L-moments Reveal the Scales of Momentum Transport in Dense Canopy Flows
Chowdhuri, Subharthi; Peltola, Olli
Boundary-layer meteorology : 3 (Springer Nature, 2025)
The interaction between a dense forest canopy and atmosphere is a complex fluid-dynamical problem with a wide range of practical applications, spanning from the aspects of carbon sequestration to the spread of wildfires through a forest. To delineate the eddy processes specific to canopy flows, we develop an L-moment based event framework and apply it on a suite of observational datasets encompassing both canopy and atmospheric surface layer flows. In this framework, the turbulent fluctuations are considered as a chronicle of positive and negative events having finite lengths or time scales, whose statistical distributions are quantified through the L moments. L moments are statistically more robust than the conventional moments and have earlier been used in hydrology applications, but here we show how this concept is useful to identify the contrasting features between canopy and atmospheric surface layer flows.

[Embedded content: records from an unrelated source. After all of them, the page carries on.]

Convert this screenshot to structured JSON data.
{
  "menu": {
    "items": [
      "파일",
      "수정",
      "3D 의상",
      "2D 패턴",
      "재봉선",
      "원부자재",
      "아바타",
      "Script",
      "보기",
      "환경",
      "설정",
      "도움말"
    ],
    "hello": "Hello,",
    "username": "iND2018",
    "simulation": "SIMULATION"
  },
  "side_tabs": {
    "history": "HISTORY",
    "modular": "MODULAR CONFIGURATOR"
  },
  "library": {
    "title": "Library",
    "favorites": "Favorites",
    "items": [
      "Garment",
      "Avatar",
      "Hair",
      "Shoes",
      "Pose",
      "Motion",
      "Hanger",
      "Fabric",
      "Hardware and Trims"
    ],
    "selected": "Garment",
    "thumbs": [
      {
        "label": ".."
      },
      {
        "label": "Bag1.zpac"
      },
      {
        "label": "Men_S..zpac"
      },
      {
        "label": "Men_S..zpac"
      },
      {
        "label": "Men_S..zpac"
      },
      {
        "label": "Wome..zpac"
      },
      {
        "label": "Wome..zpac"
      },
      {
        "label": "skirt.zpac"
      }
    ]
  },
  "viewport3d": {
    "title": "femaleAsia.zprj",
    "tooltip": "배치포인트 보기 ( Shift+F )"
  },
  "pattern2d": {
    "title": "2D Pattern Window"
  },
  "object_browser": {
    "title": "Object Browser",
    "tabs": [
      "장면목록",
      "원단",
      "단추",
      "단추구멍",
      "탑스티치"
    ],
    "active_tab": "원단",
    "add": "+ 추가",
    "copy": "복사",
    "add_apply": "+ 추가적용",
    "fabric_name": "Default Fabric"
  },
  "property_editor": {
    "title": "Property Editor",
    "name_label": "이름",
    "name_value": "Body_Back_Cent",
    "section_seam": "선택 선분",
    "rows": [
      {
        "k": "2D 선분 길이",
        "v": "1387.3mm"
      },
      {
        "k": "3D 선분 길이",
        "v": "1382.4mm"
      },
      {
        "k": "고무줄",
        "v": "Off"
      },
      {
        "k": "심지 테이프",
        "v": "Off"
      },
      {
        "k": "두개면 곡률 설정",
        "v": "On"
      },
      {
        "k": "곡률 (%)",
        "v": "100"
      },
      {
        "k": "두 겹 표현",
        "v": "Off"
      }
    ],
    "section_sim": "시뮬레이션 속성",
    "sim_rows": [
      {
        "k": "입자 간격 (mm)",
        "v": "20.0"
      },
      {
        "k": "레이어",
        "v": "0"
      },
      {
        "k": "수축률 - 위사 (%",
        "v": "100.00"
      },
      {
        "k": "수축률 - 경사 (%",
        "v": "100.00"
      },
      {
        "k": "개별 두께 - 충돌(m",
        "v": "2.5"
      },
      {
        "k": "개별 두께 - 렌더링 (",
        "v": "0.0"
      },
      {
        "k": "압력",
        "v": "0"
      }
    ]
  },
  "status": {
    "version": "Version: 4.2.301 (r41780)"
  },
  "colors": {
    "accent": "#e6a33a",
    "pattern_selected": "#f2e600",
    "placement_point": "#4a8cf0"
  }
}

The L-moment framework is complemented with wavelet analysis, revealing how differently the canopy-scale coherent structures modulate the horizontal and vertical velocity components in sub-canopy environments. We hypothesize that a consequence of this phenomenon is the existence of two different eddy processes with distinct scaling properties that transport momentum in the gradient and counter-gradient directions, respectively. These findings shed light on a long-standing issue in canopy flows: why the integral timescale of vertical velocity increases as the heights approach the forest floor?